Fig 6. Lia3 binds a parallel G-quadruplex forming oligonucleotide in vitro.

(a) 50–400 nM MBP-Lia3 was incubated with ssM1 (LiCl) or G4 M1 (KCl) probes and binding was analyzed on 5% polyacrylamide gels. Increasing amounts of either wt M1 or C3G2 mutant M1 oligonucleotide was added to assess competition in the presence of 400 nM MBP-Lia3. (b) Binding curves as determined by EMSA for His-Lia3 binding to ssM1, dsM1, G4-M1, and G4-Tetrahymena telomere.

Fig 7. Possible model for how Lia3 determines IES boundaries.

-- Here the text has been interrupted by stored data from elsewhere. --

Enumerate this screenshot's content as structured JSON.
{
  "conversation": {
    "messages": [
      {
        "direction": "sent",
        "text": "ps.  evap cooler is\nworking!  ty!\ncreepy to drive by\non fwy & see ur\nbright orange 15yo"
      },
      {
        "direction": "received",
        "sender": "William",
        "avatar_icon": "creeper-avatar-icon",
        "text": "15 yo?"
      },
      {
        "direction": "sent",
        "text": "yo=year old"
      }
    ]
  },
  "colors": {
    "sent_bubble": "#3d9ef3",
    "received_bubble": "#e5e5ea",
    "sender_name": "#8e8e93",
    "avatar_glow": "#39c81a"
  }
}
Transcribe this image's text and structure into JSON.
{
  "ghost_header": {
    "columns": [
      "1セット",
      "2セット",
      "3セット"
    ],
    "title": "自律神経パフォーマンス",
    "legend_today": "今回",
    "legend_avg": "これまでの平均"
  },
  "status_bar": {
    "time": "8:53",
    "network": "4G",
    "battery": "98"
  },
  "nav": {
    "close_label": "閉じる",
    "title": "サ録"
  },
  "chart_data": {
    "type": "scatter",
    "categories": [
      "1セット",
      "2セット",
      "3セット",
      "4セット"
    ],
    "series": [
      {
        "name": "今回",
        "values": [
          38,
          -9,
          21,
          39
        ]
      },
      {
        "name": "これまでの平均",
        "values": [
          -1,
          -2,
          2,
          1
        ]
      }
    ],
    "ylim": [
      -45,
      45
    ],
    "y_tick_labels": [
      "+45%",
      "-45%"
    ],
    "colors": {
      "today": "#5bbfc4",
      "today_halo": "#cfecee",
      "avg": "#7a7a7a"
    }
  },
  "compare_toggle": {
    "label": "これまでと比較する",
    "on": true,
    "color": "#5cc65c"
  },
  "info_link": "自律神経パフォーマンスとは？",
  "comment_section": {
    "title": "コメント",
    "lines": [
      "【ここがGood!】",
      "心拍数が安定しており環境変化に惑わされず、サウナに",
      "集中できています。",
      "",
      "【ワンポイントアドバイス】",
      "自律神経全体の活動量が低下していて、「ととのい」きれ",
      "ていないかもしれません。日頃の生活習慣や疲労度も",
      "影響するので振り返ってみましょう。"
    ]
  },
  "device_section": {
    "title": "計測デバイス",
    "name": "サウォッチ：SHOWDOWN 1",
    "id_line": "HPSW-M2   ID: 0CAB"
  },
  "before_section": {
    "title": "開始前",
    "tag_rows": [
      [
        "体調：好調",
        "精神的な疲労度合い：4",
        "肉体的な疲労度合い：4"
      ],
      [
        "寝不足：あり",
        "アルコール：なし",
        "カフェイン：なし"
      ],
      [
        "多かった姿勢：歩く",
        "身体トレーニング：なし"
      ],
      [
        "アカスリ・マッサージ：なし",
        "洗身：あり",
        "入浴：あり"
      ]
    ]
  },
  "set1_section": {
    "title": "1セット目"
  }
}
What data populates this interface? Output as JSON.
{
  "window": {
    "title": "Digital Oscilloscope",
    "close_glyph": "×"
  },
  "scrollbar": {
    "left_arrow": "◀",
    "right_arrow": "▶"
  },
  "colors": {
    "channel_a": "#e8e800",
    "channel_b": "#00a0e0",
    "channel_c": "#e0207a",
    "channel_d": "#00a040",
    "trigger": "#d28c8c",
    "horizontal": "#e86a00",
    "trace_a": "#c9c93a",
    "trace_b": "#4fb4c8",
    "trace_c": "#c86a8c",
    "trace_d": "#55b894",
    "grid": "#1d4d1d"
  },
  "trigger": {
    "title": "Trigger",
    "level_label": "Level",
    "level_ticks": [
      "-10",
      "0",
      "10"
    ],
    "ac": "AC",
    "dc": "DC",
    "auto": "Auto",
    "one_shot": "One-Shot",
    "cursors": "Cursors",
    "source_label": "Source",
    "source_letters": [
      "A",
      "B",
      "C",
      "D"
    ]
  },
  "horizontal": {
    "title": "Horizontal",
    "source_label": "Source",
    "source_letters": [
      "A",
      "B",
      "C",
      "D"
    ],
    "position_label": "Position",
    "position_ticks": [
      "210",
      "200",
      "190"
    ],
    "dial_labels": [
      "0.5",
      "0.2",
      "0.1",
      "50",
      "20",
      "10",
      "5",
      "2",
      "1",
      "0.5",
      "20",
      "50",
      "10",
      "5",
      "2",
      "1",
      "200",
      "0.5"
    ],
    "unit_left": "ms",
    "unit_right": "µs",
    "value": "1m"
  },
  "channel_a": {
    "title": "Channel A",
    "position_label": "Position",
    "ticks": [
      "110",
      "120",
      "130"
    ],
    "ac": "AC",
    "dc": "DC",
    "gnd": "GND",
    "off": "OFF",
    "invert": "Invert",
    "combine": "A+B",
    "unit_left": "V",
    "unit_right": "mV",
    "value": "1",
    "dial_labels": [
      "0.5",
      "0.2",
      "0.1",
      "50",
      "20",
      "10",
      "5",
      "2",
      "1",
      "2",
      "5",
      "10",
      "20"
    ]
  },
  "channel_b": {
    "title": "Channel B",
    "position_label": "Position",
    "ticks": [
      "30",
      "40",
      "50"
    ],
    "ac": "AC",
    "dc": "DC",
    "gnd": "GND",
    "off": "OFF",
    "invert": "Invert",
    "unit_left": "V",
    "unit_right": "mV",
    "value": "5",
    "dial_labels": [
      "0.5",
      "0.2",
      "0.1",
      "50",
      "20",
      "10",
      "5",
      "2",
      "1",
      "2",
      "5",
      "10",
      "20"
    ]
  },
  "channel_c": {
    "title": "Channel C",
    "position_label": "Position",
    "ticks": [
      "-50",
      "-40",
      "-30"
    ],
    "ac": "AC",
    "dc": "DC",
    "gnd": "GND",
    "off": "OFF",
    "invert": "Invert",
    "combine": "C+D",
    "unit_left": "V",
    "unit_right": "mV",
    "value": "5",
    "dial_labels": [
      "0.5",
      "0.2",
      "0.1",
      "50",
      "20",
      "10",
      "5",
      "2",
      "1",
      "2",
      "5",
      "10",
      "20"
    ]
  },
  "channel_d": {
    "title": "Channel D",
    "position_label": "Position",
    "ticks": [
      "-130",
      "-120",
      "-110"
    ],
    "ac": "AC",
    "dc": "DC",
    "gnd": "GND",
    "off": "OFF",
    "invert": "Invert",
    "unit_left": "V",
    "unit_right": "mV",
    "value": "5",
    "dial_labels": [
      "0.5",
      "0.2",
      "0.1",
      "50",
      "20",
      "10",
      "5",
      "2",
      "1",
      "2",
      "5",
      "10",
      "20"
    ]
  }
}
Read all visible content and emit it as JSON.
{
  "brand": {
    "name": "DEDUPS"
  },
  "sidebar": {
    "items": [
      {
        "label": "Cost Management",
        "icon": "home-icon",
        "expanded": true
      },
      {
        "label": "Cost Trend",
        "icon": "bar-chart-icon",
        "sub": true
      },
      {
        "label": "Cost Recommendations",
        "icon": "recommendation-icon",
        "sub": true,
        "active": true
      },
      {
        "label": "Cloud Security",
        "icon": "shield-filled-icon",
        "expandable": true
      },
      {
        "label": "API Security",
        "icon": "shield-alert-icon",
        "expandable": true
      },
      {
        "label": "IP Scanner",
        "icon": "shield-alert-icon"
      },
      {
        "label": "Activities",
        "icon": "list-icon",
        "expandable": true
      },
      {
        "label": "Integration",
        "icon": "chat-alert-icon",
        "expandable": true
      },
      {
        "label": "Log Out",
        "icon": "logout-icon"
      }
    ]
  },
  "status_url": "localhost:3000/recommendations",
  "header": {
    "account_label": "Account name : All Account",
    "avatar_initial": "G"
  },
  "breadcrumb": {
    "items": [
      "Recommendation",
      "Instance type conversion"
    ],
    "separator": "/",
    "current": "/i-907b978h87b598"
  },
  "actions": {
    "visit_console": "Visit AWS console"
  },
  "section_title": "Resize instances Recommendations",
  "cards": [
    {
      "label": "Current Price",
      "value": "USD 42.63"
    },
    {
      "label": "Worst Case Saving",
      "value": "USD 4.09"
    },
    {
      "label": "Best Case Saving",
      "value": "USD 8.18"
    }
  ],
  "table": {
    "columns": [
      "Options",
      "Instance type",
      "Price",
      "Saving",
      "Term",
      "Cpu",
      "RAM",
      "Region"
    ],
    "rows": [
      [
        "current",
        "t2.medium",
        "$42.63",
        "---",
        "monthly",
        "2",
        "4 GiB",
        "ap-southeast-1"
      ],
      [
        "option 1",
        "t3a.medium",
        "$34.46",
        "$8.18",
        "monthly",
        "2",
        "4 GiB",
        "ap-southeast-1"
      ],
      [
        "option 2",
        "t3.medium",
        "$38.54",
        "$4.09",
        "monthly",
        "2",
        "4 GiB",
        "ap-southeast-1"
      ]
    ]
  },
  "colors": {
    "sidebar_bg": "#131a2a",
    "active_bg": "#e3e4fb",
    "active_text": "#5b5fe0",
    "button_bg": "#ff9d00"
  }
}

(A) RT-PCR across the A₅G₅ located at the left boundary of the M IES at 3, 6, 9, or 12 hours post-mixing. (B) Model: Shortly after the new macronuclei form, Twi1 bound to scnRNAs interacts with the nascent transcripts being produced across IES. This interaction recruits the histone methyltransferase Ezl1 to induce H3K9/27me at the IES. After H3K9me3 and H3K27me3 marks have been placed, Pdd1, Pdd3 and other chromodomain containing proteins recognize these marks and induce bending in the DNA causing the two ends of the IES to move towards each other. Around this time, transcription is occurring throughout the developing nuclei including across the polypurine tracts located near the boundaries. This opens up the double helix and allows the single stranded DNA to bind to the newly synthesized messenger RNA. Since the two ends are now in proximity to each other, the RNA/DNA hybrids on each side can bind to each other and form a quadruplex. Lia3 binding to the quadruplex either stabilizes the quadruplex interaction thereby keeping the two ends locked together and facilitating Tpb2 in cutting at the correct location or Lia3 recruits Tpb2 to the correct location through a direct interaction. Dotted lines indicate newly synthesized RNA; solid lines, DNA; hexagons, methylation marks; cylinders, nucleosomes.